Let's do some location arithmetic!

JavaScript (ES6), 136 134 133 bytes

Saved 1 byte thanks to Luke

s=>[...a='abcdefghijklmnopqrstuvwxyz'].filter((c,i)=>eval(s.replace(/\w+/g,s=>[...s].reduce((p,c)=>p|1<<a.search(c),0)))&1<<i).join``

Test cases

let f =

s=>[...a='abcdefghijklmnopqrstuvwxyz'].filter((c,i)=>eval(s.replace(/\w+/g,s=>[...s].reduce((p,c)=>p|1<<a.search(c),0)))&1<<i).join``

console.log(f('ab + bd'));  // acd
console.log(f('d - ab'));   // ac
console.log(f('ab * cd'));  // cf


Mathematica, 168 bytes

FixedPoint[StringReplace[x_~~x_:>FromCharacterCode[c@x+1]],Table["a",ToExpression@StringReplace[#,x:LetterCharacter..:>ToString@Tr[2^((c=ToCharacterCode)@x-97)]]]<>""]&

My initial solution (before the post was edited to clarify that the output must be simplified) was 64 bytes shorter:

Table["a",ToExpression@StringReplace[#,x:LetterCharacter..:>ToString@Tr[2^(ToCharacterCode@x-97)]]]<>""

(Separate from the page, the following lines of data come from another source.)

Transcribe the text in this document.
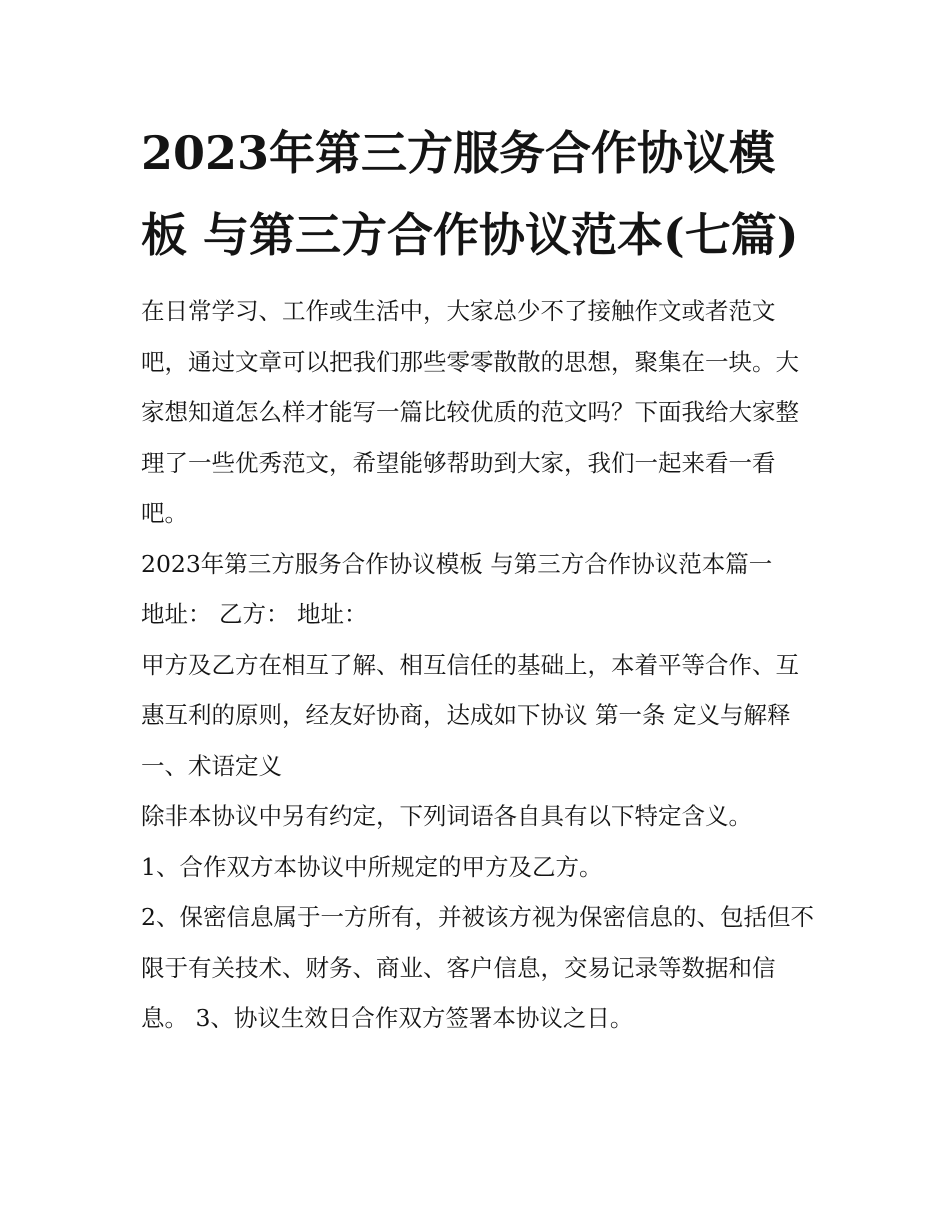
2023年第三方服务合作协议模板 与第三方合作协议范本(七篇)

在日常学习、工作或生活中，大家总少不了接触作文或者范文吧，通过文章可以把我们那些零零散散的思想，聚集在一块。大家想知道怎么样才能写一篇比较优质的范文吗？下面我给大家整理了一些优秀范文，希望能够帮助到大家，我们一起来看一看吧。

2023年第三方服务合作协议模板 与第三方合作协议范本篇一

地址： 乙方： 地址：

甲方及乙方在相互了解、相互信任的基础上，本着平等合作、互惠互利的原则，经友好协商，达成如下协议 第一条 定义与解释 一、术语定义

除非本协议中另有约定，下列词语各自具有以下特定含义。

1、合作双方本协议中所规定的甲方及乙方。

2、保密信息属于一方所有，并被该方视为保密信息的、包括但不限于有关技术、财务、商业、客户信息，交易记录等数据和信息。 3、协议生效日合作双方签署本协议之日。
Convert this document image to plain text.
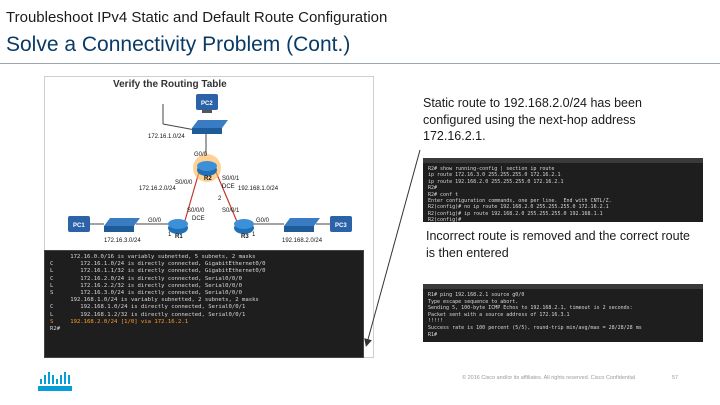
Troubleshoot IPv4 Static and Default Route Configuration
Solve a Connectivity Problem (Cont.)
PC2
172.16.1.0/24
R2
G0/0
S0/0/0
S0/0/1
DCE
172.16.2.0/24	192.168.1.0/24
R1
S0/0/0
G0/0	DCE
R3
S0/0/1
G0/0
PC1	PC3
172.16.3.0/24	192.168.2.0/24
1	1
2
Verify the Routing Table
172.16.0.0/16 is variably subnetted, 5 subnets, 2 masks
C        172.16.1.0/24 is directly connected, GigabitEthernet0/0
L        172.16.1.1/32 is directly connected, GigabitEthernet0/0
C        172.16.2.0/24 is directly connected, Serial0/0/0
L        172.16.2.2/32 is directly connected, Serial0/0/0
S        172.16.3.0/24 is directly connected, Serial0/0/0
192.168.1.0/24 is variably subnetted, 2 subnets, 2 masks
C        192.168.1.0/24 is directly connected, Serial0/0/1
L        192.168.1.2/32 is directly connected, Serial0/0/1
S     192.168.2.0/24 [1/0] via 172.16.2.1
R2#
Static route to 192.168.2.0/24 has been configured using the next-hop address 172.16.2.1.
R2# show running-config | section ip route
ip route 172.16.3.0 255.255.255.0 172.16.2.1
ip route 192.168.2.0 255.255.255.0 172.16.2.1
R2#
R2# conf t
Enter configuration commands, one per line.  End with CNTL/Z.
R2(config)# no ip route 192.168.2.0 255.255.255.0 172.16.2.1
R2(config)# ip route 192.168.2.0 255.255.255.0 192.168.1.1
R2(config)#
Incorrect route is removed and the correct route is then entered
R1# ping 192.168.2.1 source g0/0
Type escape sequence to abort.
Sending 5, 100-byte ICMP Echos to 192.168.2.1, timeout is 2 seconds:
Packet sent with a source address of 172.16.3.1
!!!!!
Success rate is 100 percent (5/5), round-trip min/avg/max = 28/28/28 ms
R1#
© 2016 Cisco and/or its affiliates. All rights reserved. Cisco Confidential	57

This just modified that solution to work. It's probably shorter to actually use the methods described in the challenge, but I wanted to put this up anyway.

Explanation:

Replaces each sequence of letters with its corresponding integer by character code arithmetic, then converts the resulting string to an expression (which will automatically simplify to an integer), then produces a string of a characters of length equal to that integer, and finally replaces adjacent identical characters with the next character code up until a fixed point is reached.


Perl 5, 95 bytes

94 bytes of code + -p flag.

s/\w/a x 2**(-97+ord$&)/ge;s/(.*)-\1|\+//;/\*/&&($_=$`x length$');1while s/(.)\1/chr 1+ord$1/e

Try it online!

Three steps here:
- s/\w/a x 2**(-97+ord$&)/ge; converts the input into a string of a only.
- s/(.*)-\1|+//;/*/&&($_=$`x length$') will execute the operator (that are very simple on strings of a): + is the concatenation, - means removing from the first part as many a as there are in the second part, and * means duplicating the first part as many times as there are a in the second part.
- 1while s/(.)\1/chr 1+ord$1/e folds the consecutive same letters into the next letter in the alphabet.